Fine-grained Attention in Hierarchical Transformers for Tabular Time-series
This work addresses a specific bottleneck in modeling tabular time-series data, such as financial or healthcare records, for researchers and practitioners in machine learning, though it is incremental as it builds on existing hierarchical transformer methods.
The authors tackled the problem of limited attention granularity in hierarchical transformers for tabular time-series data by proposing Fieldy, a fine-grained model that contextualizes fields at both row and column levels, resulting in improved performance on regression and classification tasks without increasing model size.
Tabular data is ubiquitous in many real-life systems. In particular, time-dependent tabular data, where rows are chronologically related, is typically used for recording historical events, e.g., financial transactions, healthcare records, or stock history. Recently, hierarchical variants of the attention mechanism of transformer architectures have been used to model tabular time-series data. At first, rows (or columns) are encoded separately by computing attention between their fields.

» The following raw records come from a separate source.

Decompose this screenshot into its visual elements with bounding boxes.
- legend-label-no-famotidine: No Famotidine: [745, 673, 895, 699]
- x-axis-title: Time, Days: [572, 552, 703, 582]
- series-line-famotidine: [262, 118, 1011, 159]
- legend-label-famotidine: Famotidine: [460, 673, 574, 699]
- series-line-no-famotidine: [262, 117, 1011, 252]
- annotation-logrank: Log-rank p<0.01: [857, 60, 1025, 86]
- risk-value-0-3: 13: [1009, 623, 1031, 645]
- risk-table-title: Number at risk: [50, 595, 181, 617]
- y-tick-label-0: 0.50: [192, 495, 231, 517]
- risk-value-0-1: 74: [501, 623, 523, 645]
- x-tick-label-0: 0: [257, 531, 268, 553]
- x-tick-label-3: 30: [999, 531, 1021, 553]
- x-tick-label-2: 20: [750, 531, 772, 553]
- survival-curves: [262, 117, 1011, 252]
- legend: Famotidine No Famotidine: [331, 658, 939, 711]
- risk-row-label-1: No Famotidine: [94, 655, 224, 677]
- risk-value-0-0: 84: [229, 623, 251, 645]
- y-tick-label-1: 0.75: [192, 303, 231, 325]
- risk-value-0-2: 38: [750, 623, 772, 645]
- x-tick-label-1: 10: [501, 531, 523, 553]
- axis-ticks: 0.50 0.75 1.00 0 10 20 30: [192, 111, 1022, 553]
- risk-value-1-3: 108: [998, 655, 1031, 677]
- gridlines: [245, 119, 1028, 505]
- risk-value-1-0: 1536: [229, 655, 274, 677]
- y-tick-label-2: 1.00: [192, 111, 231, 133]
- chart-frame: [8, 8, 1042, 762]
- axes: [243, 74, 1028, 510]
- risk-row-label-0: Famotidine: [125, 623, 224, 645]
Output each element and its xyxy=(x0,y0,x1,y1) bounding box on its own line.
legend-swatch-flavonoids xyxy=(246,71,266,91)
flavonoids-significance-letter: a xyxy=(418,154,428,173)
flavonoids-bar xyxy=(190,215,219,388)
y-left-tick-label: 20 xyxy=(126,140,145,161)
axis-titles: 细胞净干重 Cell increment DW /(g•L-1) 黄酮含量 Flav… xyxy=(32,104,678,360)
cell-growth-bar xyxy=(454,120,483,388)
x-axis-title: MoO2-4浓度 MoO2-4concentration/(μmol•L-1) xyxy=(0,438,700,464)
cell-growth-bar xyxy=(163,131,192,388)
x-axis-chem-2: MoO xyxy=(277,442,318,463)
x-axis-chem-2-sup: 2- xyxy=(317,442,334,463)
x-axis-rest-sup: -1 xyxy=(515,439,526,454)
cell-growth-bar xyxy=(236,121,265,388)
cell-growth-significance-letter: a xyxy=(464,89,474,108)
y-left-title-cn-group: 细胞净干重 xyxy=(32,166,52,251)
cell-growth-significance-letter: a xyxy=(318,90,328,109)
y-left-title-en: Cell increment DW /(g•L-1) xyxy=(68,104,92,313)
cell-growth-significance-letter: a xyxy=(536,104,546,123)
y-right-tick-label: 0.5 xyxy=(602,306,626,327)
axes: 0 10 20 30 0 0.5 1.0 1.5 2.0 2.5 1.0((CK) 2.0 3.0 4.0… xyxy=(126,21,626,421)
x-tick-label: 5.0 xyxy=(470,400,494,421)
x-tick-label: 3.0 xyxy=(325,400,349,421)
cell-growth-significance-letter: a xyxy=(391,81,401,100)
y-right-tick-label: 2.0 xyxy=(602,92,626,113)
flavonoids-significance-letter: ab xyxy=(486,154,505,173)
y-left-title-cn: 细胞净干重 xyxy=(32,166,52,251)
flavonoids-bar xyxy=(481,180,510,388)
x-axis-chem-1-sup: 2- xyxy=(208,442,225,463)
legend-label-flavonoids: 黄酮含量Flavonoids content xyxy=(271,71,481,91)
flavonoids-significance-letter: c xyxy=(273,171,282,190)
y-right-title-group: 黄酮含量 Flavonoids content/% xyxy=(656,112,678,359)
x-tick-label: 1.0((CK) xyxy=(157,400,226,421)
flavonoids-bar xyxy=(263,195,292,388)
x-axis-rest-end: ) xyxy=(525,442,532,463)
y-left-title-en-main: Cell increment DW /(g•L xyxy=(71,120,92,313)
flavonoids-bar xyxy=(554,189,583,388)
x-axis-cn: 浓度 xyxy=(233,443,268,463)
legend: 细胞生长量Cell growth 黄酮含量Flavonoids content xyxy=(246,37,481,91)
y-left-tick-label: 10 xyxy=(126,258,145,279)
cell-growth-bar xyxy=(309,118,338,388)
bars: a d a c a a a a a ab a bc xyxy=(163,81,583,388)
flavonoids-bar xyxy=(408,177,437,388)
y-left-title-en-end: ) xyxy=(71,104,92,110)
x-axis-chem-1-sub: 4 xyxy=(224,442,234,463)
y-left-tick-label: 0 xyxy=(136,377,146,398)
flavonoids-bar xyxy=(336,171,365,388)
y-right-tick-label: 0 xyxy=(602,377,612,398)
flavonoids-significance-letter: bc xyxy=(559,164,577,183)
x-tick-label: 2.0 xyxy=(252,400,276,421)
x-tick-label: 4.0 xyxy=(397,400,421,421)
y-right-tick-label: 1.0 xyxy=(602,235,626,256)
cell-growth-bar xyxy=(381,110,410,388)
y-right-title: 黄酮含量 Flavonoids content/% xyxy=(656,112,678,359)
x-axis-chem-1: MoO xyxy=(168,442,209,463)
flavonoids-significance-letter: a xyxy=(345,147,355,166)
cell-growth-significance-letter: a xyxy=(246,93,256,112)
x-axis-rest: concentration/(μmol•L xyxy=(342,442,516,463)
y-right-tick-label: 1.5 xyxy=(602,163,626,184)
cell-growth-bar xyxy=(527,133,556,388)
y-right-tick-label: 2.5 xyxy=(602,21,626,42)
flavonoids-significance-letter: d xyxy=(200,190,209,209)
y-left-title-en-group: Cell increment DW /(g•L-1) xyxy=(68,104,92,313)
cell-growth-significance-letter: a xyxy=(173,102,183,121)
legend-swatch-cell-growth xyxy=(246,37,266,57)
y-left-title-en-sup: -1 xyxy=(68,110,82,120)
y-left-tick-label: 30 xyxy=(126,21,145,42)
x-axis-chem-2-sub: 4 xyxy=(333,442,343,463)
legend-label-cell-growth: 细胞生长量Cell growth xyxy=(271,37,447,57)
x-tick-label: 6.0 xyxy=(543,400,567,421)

Subsequently, encoded rows (or columns) are attended to one another to model the entire tabular time-series. While efficient, this approach constrains the attention granularity and limits its ability to learn patterns at the field-level across separate rows, or columns. We take a first step to address this gap by proposing Fieldy, a fine-grained hierarchical model that contextualizes fields at both the row and column levels. We compare our proposal against state of the art models on regression and classification tasks using public tabular time-series datasets. Our results show that combining row-wise and column-wise attention improves performance without increasing model size. Code and data are available at https://github.com/raphaaal/fieldy.